The following inferences can be drawn based on Figures 57:(1)In the early morning, the effect of the control algorithm is the same. The reason is that when the traffic flow of each approach of the intersection is low, the vehicle queue length is short. The fuzzy control’s main influence factor is each phase’s red/green light duration, and the fuzzy control is in a fixed-time control state.(2)The control algorithm can effectively reduce the average vehicle delay and queue length during peak hours. The reason is that when the traffic flow at the intersection is large, the queuing vehicles cannot get through the parking line in the shortest green time, and the queuing phenomenon begins to appear.

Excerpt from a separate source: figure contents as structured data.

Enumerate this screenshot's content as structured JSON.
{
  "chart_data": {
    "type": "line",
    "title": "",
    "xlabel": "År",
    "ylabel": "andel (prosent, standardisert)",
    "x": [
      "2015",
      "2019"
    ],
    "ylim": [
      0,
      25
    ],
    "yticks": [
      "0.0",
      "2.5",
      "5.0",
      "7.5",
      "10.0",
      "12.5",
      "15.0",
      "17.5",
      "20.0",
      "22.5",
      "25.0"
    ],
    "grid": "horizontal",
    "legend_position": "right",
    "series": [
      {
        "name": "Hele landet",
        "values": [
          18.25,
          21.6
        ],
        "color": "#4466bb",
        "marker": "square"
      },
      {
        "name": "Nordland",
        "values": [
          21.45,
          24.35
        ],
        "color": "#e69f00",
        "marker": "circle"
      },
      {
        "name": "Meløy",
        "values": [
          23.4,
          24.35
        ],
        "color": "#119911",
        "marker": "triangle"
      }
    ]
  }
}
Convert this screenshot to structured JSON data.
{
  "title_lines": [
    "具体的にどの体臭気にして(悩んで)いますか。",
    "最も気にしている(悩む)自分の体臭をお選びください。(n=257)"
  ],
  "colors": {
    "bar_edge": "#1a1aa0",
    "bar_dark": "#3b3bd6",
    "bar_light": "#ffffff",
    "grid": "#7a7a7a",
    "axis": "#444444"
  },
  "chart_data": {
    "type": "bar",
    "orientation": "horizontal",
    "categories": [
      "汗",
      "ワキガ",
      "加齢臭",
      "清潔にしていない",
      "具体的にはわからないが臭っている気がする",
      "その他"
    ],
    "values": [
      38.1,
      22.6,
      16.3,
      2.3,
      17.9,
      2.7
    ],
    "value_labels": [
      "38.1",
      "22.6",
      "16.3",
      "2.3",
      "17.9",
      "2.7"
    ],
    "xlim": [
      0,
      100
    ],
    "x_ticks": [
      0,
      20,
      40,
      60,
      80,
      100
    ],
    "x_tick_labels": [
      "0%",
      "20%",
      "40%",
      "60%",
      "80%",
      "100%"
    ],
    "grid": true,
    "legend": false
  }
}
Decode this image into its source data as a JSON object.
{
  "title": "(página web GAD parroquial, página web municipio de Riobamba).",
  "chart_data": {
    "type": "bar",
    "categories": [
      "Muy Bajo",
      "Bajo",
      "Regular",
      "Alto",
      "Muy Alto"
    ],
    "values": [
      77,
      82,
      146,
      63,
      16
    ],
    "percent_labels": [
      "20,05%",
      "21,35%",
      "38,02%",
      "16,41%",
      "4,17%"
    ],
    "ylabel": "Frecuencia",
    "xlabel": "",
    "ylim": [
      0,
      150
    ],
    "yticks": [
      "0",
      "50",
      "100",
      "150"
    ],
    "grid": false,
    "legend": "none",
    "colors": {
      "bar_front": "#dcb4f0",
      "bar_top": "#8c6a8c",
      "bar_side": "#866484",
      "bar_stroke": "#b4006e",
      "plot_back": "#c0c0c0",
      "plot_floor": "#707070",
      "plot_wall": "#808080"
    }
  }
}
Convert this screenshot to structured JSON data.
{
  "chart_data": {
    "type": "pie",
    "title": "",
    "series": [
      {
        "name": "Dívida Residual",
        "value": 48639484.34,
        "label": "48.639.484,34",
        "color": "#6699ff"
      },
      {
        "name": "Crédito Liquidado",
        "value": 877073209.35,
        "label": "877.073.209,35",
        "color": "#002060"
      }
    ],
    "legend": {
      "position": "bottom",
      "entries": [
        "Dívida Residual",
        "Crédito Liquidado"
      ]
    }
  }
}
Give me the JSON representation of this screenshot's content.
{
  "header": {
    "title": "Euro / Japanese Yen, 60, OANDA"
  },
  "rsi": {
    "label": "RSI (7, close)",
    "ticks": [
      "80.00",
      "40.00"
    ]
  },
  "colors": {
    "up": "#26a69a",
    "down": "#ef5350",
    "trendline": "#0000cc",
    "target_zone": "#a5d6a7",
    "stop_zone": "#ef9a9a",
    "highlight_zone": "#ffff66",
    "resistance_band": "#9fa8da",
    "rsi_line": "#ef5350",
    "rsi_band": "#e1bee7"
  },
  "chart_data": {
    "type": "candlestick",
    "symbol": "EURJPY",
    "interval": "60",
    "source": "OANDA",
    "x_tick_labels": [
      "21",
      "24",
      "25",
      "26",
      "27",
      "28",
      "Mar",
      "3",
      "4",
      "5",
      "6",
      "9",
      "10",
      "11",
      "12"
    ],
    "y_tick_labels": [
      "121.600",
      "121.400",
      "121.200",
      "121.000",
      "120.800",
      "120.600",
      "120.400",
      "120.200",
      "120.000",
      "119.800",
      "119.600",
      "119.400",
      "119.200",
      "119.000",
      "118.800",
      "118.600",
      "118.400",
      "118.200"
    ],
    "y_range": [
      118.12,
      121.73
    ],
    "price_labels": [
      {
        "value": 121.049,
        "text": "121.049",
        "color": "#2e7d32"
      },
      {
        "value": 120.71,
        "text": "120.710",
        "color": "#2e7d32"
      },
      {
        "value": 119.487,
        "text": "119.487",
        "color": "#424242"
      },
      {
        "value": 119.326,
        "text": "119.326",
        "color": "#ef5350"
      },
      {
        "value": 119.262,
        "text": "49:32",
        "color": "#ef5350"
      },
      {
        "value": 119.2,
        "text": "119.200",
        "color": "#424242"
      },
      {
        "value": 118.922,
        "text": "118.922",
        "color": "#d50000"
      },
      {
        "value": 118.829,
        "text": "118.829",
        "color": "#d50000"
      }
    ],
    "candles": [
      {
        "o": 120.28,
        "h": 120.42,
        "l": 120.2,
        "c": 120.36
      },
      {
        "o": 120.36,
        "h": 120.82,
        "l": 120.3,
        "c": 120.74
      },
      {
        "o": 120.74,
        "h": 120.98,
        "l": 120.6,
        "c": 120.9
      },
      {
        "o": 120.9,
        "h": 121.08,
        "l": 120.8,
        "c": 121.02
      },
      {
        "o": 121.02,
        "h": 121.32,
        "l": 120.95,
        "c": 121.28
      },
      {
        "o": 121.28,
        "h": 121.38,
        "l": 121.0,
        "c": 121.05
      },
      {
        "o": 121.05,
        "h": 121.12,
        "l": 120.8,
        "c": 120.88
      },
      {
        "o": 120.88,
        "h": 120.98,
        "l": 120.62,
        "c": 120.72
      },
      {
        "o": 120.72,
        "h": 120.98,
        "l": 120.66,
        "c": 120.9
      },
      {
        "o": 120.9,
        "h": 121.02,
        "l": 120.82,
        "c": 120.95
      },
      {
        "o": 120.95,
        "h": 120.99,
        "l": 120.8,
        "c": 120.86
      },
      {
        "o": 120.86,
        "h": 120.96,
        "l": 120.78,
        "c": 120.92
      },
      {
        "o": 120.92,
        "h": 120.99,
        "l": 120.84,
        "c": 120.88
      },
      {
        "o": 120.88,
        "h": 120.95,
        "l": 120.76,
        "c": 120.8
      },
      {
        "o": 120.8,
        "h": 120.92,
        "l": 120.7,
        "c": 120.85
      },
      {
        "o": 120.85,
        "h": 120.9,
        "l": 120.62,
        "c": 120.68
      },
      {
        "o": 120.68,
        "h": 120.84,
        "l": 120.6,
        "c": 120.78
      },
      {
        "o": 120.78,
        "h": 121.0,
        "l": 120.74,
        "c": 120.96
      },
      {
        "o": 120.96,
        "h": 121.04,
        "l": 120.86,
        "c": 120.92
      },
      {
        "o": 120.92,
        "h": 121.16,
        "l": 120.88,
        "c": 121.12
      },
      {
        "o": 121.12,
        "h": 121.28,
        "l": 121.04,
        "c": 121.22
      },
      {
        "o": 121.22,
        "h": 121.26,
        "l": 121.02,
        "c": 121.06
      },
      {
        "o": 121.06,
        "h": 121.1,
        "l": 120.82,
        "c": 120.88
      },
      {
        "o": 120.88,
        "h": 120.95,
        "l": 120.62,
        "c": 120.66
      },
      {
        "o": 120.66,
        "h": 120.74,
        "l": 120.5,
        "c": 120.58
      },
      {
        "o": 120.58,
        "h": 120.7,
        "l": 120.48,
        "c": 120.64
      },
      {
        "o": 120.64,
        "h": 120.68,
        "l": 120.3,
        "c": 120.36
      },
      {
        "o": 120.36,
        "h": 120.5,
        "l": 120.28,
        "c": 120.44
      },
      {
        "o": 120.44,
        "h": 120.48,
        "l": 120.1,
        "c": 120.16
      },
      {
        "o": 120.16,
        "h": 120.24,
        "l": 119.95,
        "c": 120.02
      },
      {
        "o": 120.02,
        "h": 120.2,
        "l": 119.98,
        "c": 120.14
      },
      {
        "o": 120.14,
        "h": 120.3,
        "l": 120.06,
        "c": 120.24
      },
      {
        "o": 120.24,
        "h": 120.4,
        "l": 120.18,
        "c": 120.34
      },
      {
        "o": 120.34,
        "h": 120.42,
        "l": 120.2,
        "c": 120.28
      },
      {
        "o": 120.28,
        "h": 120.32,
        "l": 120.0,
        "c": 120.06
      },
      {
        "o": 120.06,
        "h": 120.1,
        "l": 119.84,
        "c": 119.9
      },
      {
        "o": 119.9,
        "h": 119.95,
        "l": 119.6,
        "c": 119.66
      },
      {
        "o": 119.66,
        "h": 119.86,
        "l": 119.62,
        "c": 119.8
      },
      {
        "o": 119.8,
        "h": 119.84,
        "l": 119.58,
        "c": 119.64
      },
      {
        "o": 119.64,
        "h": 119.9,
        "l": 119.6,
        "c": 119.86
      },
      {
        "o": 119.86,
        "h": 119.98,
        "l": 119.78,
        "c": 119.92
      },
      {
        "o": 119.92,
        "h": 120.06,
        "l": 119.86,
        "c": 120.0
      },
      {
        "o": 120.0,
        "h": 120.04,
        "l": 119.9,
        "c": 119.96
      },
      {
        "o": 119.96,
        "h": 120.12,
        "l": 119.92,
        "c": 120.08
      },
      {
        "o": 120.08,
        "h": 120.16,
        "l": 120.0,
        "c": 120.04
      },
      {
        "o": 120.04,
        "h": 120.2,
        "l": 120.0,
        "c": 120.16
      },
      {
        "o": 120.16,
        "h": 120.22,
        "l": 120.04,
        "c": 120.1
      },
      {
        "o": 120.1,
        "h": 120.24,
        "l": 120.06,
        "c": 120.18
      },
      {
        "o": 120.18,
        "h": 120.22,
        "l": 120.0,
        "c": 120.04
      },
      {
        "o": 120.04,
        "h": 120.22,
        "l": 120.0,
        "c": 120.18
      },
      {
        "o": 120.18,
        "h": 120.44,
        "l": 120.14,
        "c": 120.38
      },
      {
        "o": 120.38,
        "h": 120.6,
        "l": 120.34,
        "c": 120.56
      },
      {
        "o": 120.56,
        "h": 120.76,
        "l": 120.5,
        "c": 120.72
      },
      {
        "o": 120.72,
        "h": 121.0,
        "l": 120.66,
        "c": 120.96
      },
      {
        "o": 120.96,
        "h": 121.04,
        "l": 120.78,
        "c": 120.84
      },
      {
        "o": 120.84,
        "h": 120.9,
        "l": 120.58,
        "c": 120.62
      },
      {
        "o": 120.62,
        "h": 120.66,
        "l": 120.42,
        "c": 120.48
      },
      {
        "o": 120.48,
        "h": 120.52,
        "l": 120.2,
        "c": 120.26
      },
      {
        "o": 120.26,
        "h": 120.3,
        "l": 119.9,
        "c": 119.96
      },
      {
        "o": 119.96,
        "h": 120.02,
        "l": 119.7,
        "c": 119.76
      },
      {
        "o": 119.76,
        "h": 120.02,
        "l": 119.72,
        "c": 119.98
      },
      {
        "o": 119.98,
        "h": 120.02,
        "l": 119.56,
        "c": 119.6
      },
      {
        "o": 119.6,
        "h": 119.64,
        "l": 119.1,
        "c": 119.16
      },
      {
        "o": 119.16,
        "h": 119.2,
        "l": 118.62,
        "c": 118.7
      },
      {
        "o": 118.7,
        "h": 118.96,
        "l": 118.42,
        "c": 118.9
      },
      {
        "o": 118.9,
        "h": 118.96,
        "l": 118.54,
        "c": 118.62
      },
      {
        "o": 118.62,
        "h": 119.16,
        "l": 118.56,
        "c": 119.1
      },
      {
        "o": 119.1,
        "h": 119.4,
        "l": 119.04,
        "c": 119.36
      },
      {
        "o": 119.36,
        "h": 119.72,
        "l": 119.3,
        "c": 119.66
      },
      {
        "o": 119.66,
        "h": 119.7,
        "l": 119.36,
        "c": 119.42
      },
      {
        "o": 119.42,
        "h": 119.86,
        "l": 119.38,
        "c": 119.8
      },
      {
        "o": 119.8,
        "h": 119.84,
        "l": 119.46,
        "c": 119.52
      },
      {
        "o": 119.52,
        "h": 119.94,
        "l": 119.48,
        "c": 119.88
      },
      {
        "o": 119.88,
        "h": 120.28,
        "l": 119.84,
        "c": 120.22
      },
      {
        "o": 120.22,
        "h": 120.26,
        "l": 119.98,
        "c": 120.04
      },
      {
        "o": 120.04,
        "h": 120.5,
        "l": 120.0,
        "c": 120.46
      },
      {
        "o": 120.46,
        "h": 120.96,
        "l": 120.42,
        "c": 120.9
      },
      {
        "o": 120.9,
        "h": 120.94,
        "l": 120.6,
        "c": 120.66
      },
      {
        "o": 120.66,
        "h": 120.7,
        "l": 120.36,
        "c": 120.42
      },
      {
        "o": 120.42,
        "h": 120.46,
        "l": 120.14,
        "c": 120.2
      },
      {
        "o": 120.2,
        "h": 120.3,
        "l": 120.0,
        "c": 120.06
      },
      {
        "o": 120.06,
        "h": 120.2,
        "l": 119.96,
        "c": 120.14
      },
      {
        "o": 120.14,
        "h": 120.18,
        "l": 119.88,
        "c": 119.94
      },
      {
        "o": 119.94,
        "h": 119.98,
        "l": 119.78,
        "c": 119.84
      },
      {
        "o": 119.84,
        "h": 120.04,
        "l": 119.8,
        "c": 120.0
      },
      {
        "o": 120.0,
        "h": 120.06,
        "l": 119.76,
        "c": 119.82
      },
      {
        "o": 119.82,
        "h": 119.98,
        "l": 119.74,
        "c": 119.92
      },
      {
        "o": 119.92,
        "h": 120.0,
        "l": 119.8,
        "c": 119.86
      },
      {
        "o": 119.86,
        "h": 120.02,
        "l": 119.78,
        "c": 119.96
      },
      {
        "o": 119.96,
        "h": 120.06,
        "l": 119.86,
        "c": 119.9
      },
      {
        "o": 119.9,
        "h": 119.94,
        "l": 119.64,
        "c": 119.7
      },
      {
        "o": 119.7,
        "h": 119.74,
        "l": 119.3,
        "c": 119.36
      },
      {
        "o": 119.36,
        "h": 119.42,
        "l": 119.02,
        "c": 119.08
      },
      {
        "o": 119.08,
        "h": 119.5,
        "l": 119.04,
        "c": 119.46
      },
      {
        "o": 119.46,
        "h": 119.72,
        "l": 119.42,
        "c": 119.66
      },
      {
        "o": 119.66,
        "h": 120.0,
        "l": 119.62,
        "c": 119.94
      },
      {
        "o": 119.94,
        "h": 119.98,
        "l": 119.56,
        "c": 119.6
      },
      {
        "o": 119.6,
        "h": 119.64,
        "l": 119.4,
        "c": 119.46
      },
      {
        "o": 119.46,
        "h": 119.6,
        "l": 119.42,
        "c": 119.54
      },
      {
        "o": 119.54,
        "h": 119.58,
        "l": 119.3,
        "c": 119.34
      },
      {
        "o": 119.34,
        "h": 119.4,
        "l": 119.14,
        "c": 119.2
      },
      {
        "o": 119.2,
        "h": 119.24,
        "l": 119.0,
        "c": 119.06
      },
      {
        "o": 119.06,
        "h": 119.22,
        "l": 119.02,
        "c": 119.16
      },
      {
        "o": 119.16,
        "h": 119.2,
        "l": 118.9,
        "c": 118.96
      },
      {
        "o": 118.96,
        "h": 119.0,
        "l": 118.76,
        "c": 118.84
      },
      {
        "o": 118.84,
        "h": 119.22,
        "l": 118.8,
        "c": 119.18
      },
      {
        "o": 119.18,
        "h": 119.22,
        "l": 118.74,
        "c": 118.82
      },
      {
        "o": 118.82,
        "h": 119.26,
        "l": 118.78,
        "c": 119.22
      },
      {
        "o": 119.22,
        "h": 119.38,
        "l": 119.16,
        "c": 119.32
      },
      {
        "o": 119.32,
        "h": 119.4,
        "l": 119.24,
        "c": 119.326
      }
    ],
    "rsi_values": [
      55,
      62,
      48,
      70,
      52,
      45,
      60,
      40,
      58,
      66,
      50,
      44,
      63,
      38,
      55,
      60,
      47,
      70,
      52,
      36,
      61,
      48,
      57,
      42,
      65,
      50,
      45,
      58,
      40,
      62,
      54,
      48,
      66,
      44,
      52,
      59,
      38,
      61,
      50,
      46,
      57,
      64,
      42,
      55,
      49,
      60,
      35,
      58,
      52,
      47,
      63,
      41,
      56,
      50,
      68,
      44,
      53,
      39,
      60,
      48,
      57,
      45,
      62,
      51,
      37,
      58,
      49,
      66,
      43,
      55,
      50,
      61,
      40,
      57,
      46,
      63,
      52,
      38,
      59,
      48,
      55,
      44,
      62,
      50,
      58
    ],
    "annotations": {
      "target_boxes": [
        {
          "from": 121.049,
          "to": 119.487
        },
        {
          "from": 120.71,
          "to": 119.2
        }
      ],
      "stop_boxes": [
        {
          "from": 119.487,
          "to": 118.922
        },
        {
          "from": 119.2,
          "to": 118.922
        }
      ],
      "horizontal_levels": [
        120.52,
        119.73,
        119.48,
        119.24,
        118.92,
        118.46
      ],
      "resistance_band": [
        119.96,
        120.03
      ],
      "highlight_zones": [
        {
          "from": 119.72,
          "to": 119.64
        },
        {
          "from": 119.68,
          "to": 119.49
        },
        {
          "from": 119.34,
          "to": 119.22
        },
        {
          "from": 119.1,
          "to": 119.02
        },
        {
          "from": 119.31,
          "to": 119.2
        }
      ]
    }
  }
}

The queuing length begins to affect the decision process of the fuzzy controller, and the entrance lane with long queuing begins to obtain the green light extension time, which fully reflects the flexibility and superiority of fuzzy control over timing control.(3)In the morning rush hour, the optimization effect of fuzzy control on the intersection is weaker than in another period, but it is still better than Fixed-time control. The reason is that when there is more traffic flow at the intersection, the queue length of each approach is longer. In this case, the queue length and phase duration are the main influencing factors of fuzzy control, but the phase duration occupies the dominant position.(4)Figures 5 and 6 show the changes of critical parameters in the fuzzy control system under different real traffic conditions. In the simulation model, there are 2911 phases in 54000 time steps, i.e., about 727 cycles. The average cycle length of each cycle is 74 seconds, of which 152 cycles change, accounting for 20.91% of the total cycles. It can be seen from the simulation results that the larger the traffic volume at the intersection, the more significant the signal cycle change, which shows that the signal control strategy generated by the algorithm can effectively adapt to the real-time evolution of intersection traffic flow. Among the 727 cycles, the maximum cycle length is about 100 seconds, and the minimum is 72 seconds. Each phase’s maximum green light time is also within a reasonable range, and there are no extreme cases, indicating that the genetic fuzzy control algorithm has good reliability.

6. Conclusion

In this study, a self-adaptive two-stage fuzzy controller is proposed, which considers multiple modes of transportation: motor, non-motor, and pedestrian. In order to simulate the driving behavior characteristics and real-time traffic flow fluctuation characteristics of vehicles in the real environment, the simulation parameters of the VISSIM simulation platform are calibrated through the intersection vehicle high-precision trajectory data, and the vehicle traffic information extracted based on the trajectory data is used as the input of the simulation platform. Then, its control efficiency and reliability are evaluated based on the micro-simulation platform. Results showed that the average delay time per vehicle is reduced by 14.59%, while the average number of stops per vehicle is reduced by 0.71% compared with the traditional control method. In addition, by analyzing the effectiveness of signal control strategy under different traffic conditions, it is found that the fuzzy controller can only achieve a good control effect under medium saturation or unbalanced traffic flow but has a poor control effect under low or high saturation. This paper researched the optimization question of traffic signal timing in natural traffic conditions, but the optimization module’s timeliness was not, so it is best to introduce the traffic flow prediction module in future research.

Data Availability

Data used to support the findings of this study are available from the corresponding author upon request.

Conflicts of Interest

The authors declare that there are no conflicts of interest regarding the publication of this study.


This study was supported by project National Key R&D Program of China (No. 2019YFF0301403).